Security is another major concern. An autonomous system introduces worries about vulnerabilities, potential data leaks, and other risks, necessitating new layers of control and auditability.
However, Chen predicted a near future where a system like this could be ready “for broad consumption and at a not prohibitive cost.” He explained that progress has been steady, with critical advancements occurring at each stage. For the present, he noted, the enthusiasm stems from this being a tangible, practical demonstration of model capability, as opposed to “how this model performs on academic and public evaluations and benchmarks.”

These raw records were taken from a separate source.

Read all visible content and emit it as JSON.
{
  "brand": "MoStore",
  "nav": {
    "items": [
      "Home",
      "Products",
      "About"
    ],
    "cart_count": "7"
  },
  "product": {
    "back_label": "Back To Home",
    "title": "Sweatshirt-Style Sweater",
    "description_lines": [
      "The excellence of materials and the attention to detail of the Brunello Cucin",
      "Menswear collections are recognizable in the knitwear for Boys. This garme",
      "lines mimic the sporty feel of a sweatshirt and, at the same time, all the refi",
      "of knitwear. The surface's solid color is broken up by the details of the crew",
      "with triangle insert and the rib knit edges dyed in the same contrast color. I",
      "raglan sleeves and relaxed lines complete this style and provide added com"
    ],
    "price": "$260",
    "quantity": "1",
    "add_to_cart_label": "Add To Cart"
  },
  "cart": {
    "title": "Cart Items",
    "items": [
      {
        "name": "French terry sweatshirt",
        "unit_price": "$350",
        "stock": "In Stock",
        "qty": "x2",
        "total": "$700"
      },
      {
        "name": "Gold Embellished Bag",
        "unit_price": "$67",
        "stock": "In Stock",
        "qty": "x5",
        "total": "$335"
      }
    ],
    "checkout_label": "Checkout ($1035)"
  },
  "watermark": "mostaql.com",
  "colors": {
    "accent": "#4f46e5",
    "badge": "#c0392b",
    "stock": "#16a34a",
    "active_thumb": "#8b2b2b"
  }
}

This rapid development has astonished even seasoned AI watchers. Independent researcher Simon Willison recently noted that he had predicted a largely AI-built web browser would emerge by 2029, and that it wouldn’t be surprising. “Rolling a new web browser is one of the most complicated software projects I can imagine,” he wrote. Cursor appears to have fast-tracked that schedule. “I may have been off by three years,” Willison admitted. “I have to admit I’m very surprised to see something this capable emerge so quickly.”
This aligns with what OpenAI and others refer to as an “overhang”—the concept that the most advanced AI models possess capabilities far beyond what is currently deployed, and that the right mix of tools, product design, and cost reductions can suddenly make them viable at scale. Therefore, while tools like the Cursor browser are not yet ready for mainstream use, the direction of progress is unmistakable.